We also got the first two “creator” packs that fell outside the scope of the deluxe pre-order bundle: Skyscrapers and Supply Chains. These are technically just bundles of community-sourced assets, but they’re directly commissioned by the studio and released like old-fashioned DLC. They’re cheap and they support modders, so they tend to be popular. Both of these include buildings with unique mechanics. Skyscrapers bundles expandable, mixed-use commercial/residential buildings with integrated public services and transit options, along with high-rise headquarters for some services. They look nice and fit the game’s default art style perfectly.
Supply Chains comprises a series of signature industrial and office buildings that offer various economic perks, along with attractive jobs. Combined with the new industry features that were incorporated into Bridges & Ports, they offer ways to specialize and expand your industry to best support (or define) your city’s economy. Consequently, there’s finally something more to do in Cities: Skylines II than just manage traffic.

Oh, and there’s also a lot more traffic.
If you’ve ever played either Cities: Skylines game, you know that much of the core gameplay revolves around traffic management. Because of the game’s relatively unfinished state, the developers had actually tuned traffic down slightly for several patches while aspects of the simulation were ironed out. With Bridges & Ports, the devs flipped that switch back to full-blast, which dramatically increased the number of trucks generated by industrial and port areas. And because buildings throughout your city need resources delivered in order to level up (think renovation or remodeling), those trucks are going to wander into your residential, commercial, and office districts, too. Car infrastructure designed to handle previous game versions may struggle to contain the increased volume.
Bicycles pose a unique challenge on this front. This time around, they can use normal travel lanes, dedicated on-road bike lanes, or separate bike paths, which are offered in one-way variants so you can build your own cycle superhighway with flyovers and everything. Because the game treats bikes like a hybrid between cars and pedestrians, they offer similar advantages and drawbacks, including the ability to cause traffic jams. If you expect citizens to bike to large transit hubs (airports, etc.), you’ll need to provide parking accommodations for them.

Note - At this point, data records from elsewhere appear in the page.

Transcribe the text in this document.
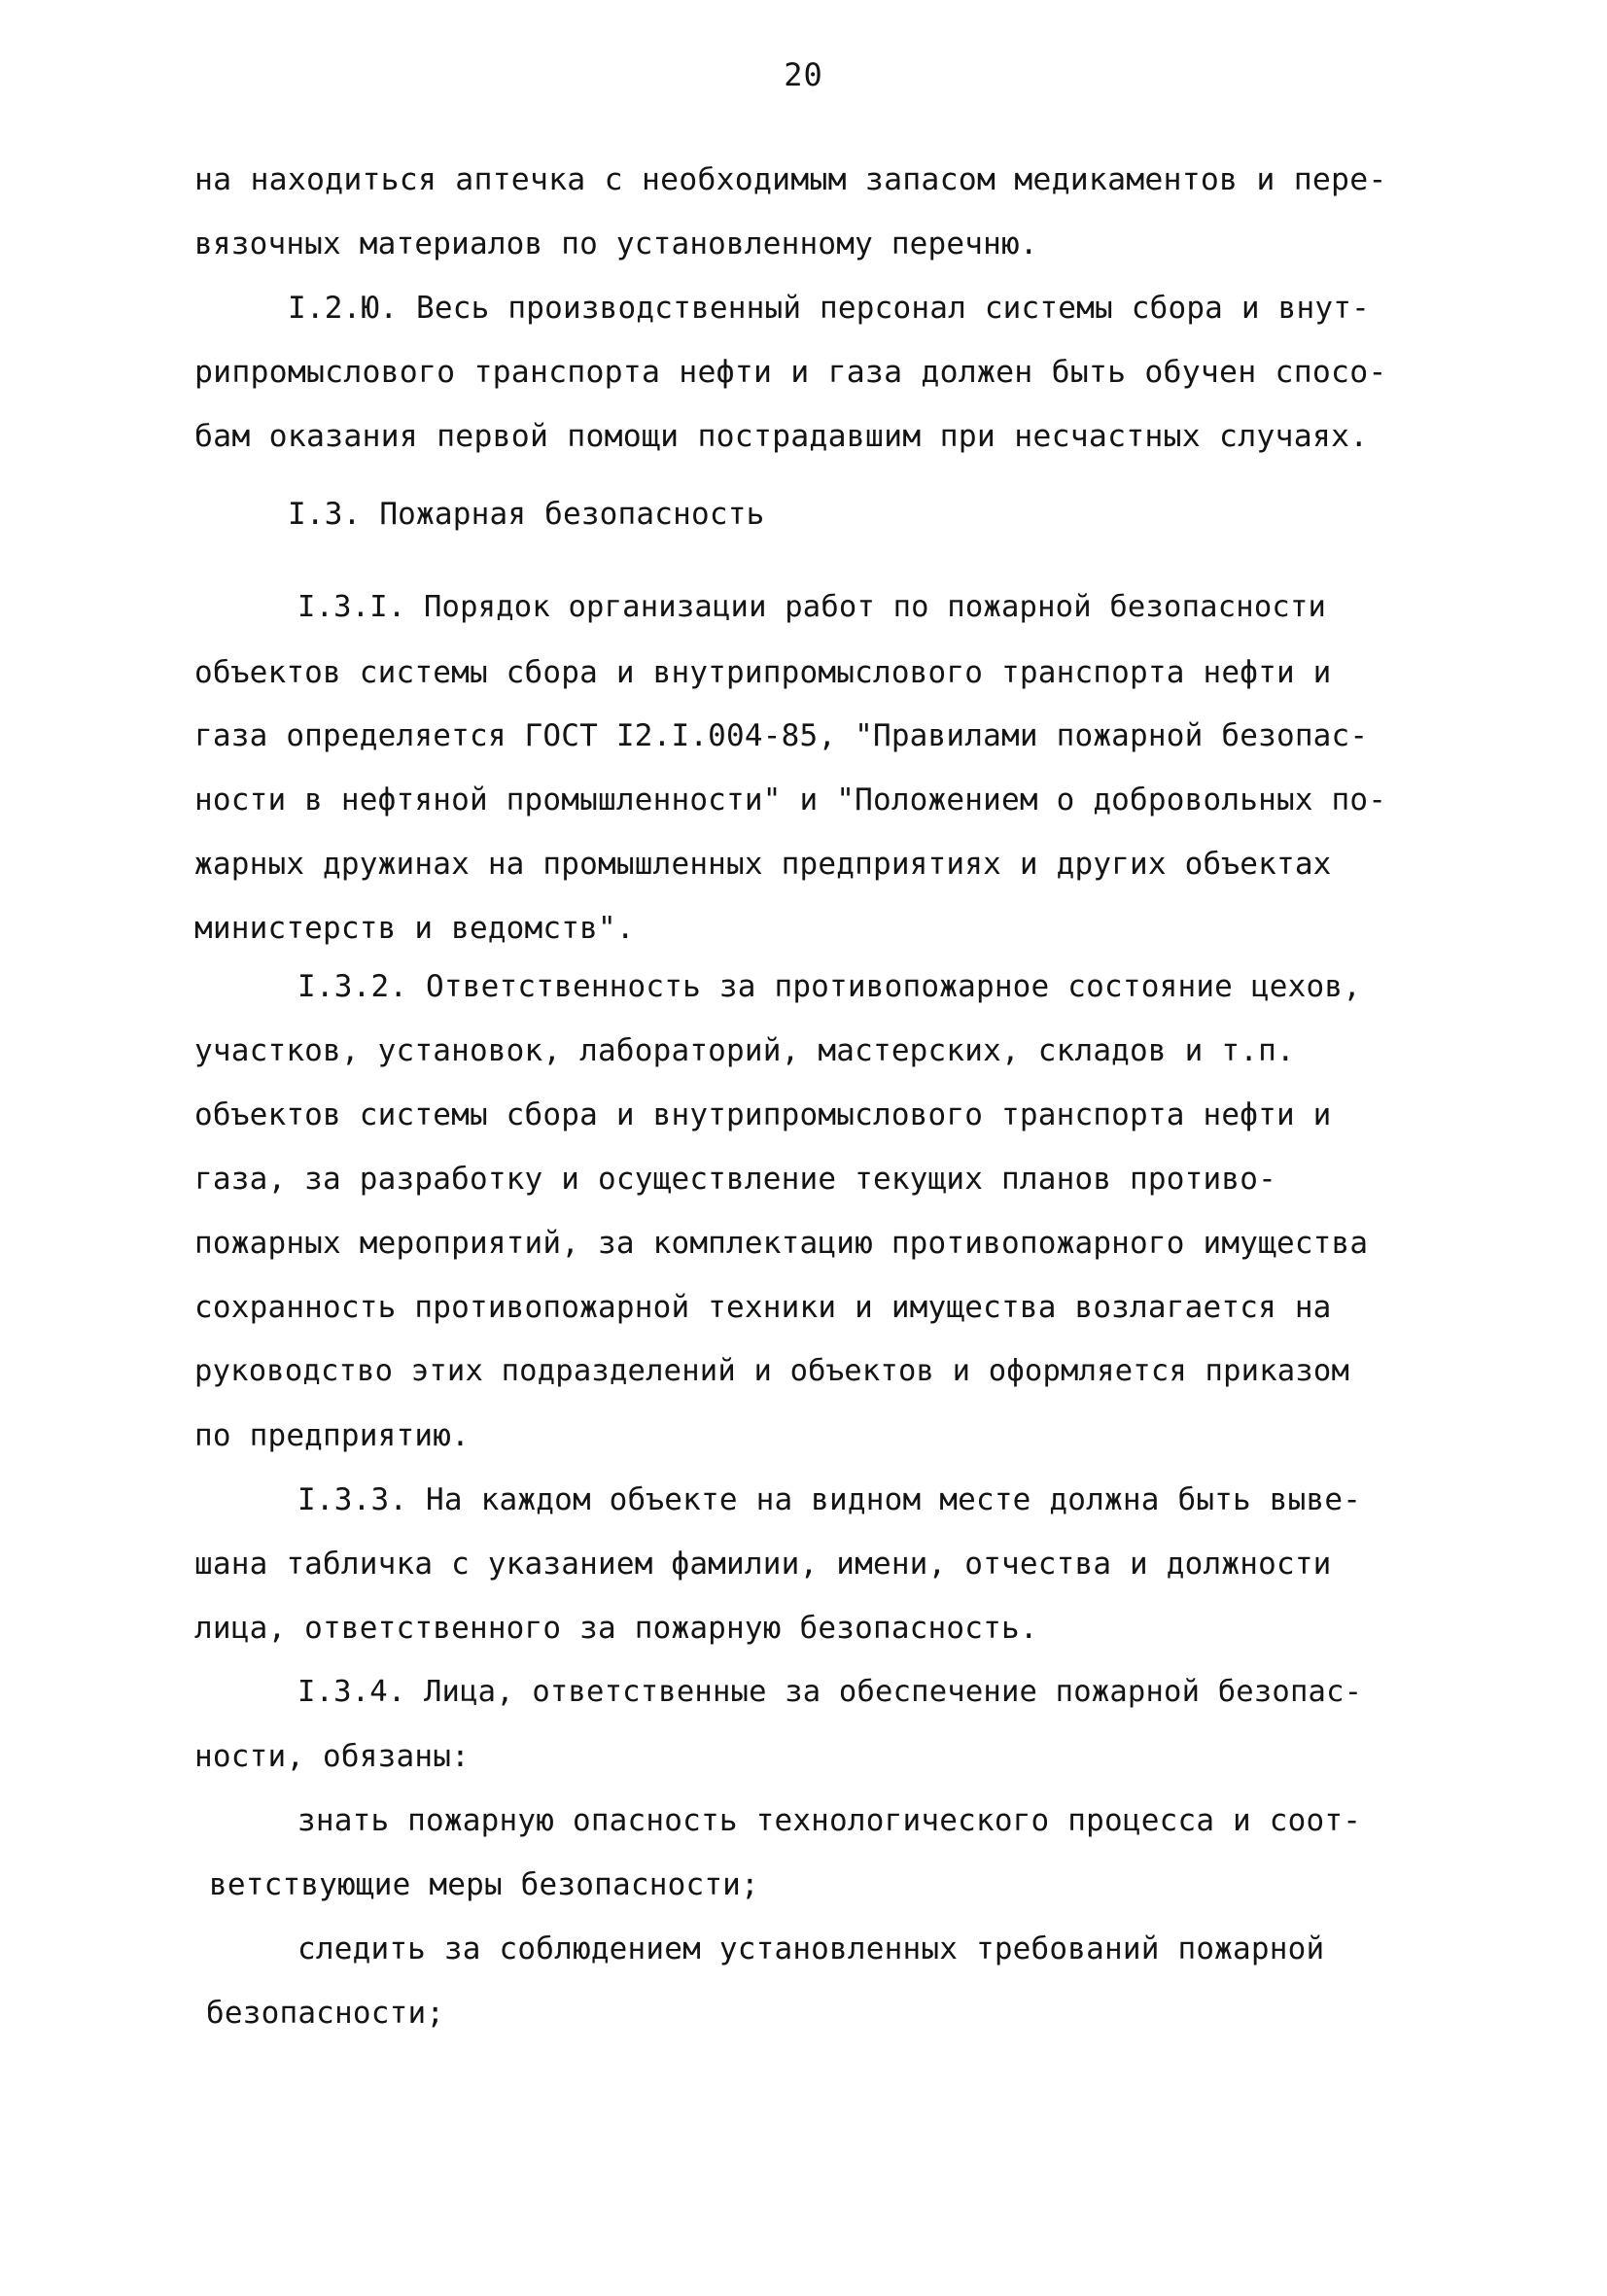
20
на находиться аптечка с необходимым запасом медикаментов и пере-
вязочных материалов по установленному перечню.
I.2.Ю. Весь производственный персонал системы сбора и внут-
рипромыслового транспорта нефти и газа должен быть обучен спосо-
бам оказания первой помощи пострадавшим при несчастных случаях.
I.3. Пожарная безопасность
I.3.I. Порядок организации работ по пожарной безопасности
объектов системы сбора и внутрипромыслового транспорта нефти и
газа определяется ГОСТ I2.I.004-85, "Правилами пожарной безопас-
ности в нефтяной промышленности" и "Положением о добровольных по-
жарных дружинах на промышленных предприятиях и других объектах
министерств и ведомств".
I.3.2. Ответственность за противопожарное состояние цехов,
участков, установок, лабораторий, мастерских, складов и т.п.
объектов системы сбора и внутрипромыслового транспорта нефти и
газа, за разработку и осуществление текущих планов противо-
пожарных мероприятий, за комплектацию противопожарного имущества
сохранность противопожарной техники и имущества возлагается на
руководство этих подразделений и объектов и оформляется приказом
по предприятию.
I.3.3. На каждом объекте на видном месте должна быть выве-
шана табличка с указанием фамилии, имени, отчества и должности
лица, ответственного за пожарную безопасность.
I.3.4. Лица, ответственные за обеспечение пожарной безопас-
ности, обязаны:
знать пожарную опасность технологического процесса и соот-
ветствующие меры безопасности;
следить за соблюдением установленных требований пожарной
безопасности;
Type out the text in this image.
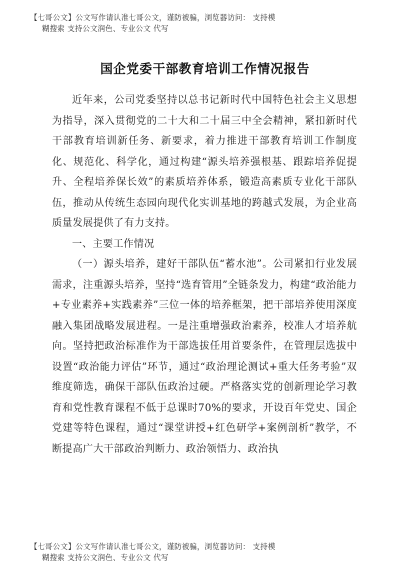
【七哥公文】公文写作请认准七哥公文，谨防被骗，浏览器访问： 支持模
糊搜索 支持公文润色、专业公文 代写
国企党委干部教育培训工作情况报告

近年来，公司党委坚持以总书记新时代中国特色社会主义思想为指导，深入贯彻党的二十大和二十届三中全会精神，紧扣新时代干部教育培训新任务、新要求，着力推进干部教育培训工作制度化、规范化、科学化，通过构建“源头培养强根基、跟踪培养促提升、全程培养保长效”的素质培养体系，锻造高素质专业化干部队伍，推动从传统生态园向现代化实训基地的跨越式发展，为企业高质量发展提供了有力支持。

一、主要工作情况

（一）源头培养，建好干部队伍“蓄水池”。公司紧扣行业发展需求，注重源头培养，坚持“选育管用”全链条发力，构建“政治能力+专业素养+实践素养”三位一体的培养框架，把干部培养使用深度融入集团战略发展进程。一是注重增强政治素养，校准人才培养航向。坚持把政治标准作为干部选拔任用首要条件，在管理层选拔中设置“政治能力评估”环节，通过“政治理论测试+重大任务考验”双维度筛选，确保干部队伍政治过硬。严格落实党的创新理论学习教育和党性教育课程不低于总课时70%的要求，开设百年党史、国企党建等特色课程，通过“课堂讲授+红色研学+案例剖析”教学，不断提高广大干部政治判断力、政治领悟力、政治执

【七哥公文】公文写作请认准七哥公文，谨防被骗，浏览器访问： 支持模
糊搜索 支持公文润色、专业公文 代写
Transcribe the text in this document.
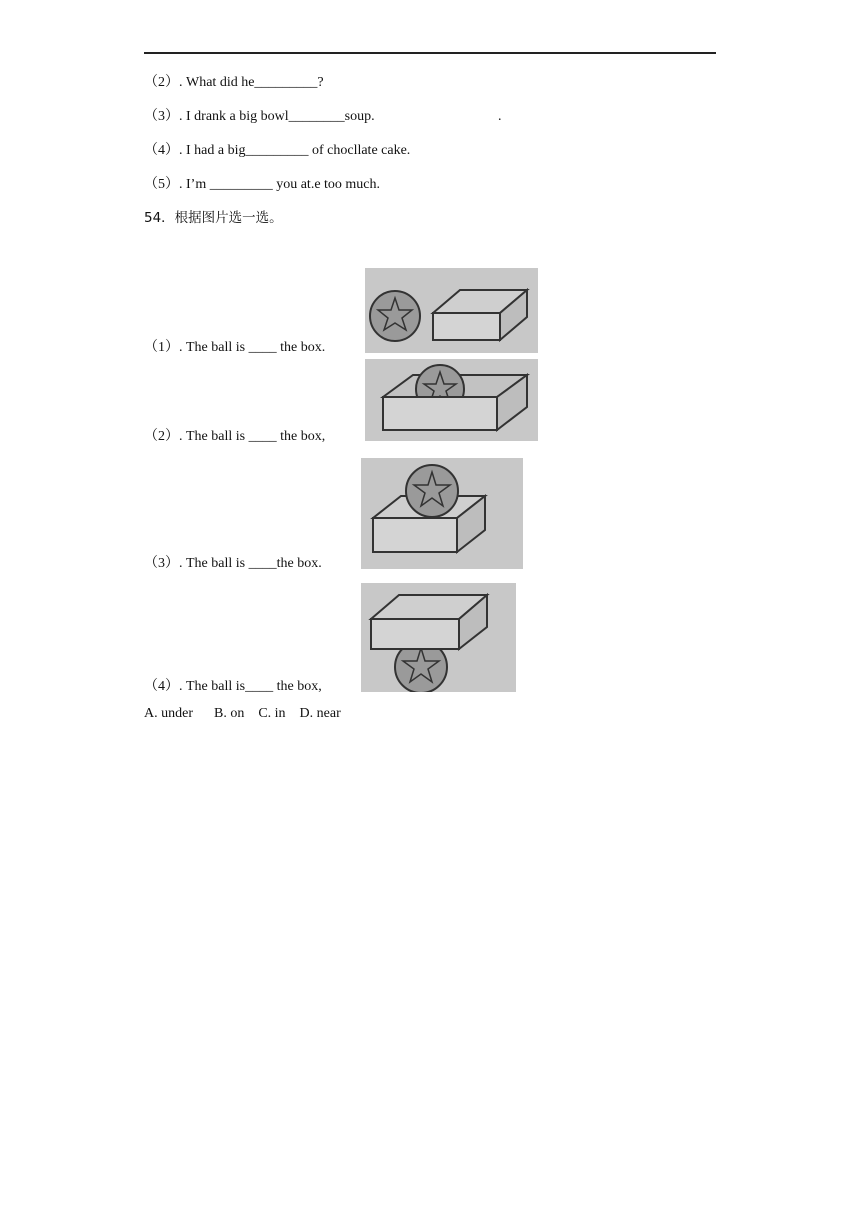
（2）. What did he_________?
（3）. I drank a big bowl________soup.	.
（4）. I had a big_________ of chocllate cake.
（5）. I’m _________ you at.e too much.
54．根据图片选一选。
（1）. The ball is ____ the box.
（2）. The ball is ____ the box,
（3）. The ball is ____the box.
（4）. The ball is____ the box,
A. under      B. on    C. in    D. near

The game remains far from perfect, but we’ve reached the point where it’s serviceable enough to be worth your time, especially if you’re a fan of the city builder genre. Think of it like the world’s biggest digital car mat—only you get to build it from scratch.
The author paid for the dubious privilege of owning Cities: Skylines II on launch day and has received no consideration or access from Colossal Order, Paradox Interactive, or Iceflake Studios. This was an unsolicited review.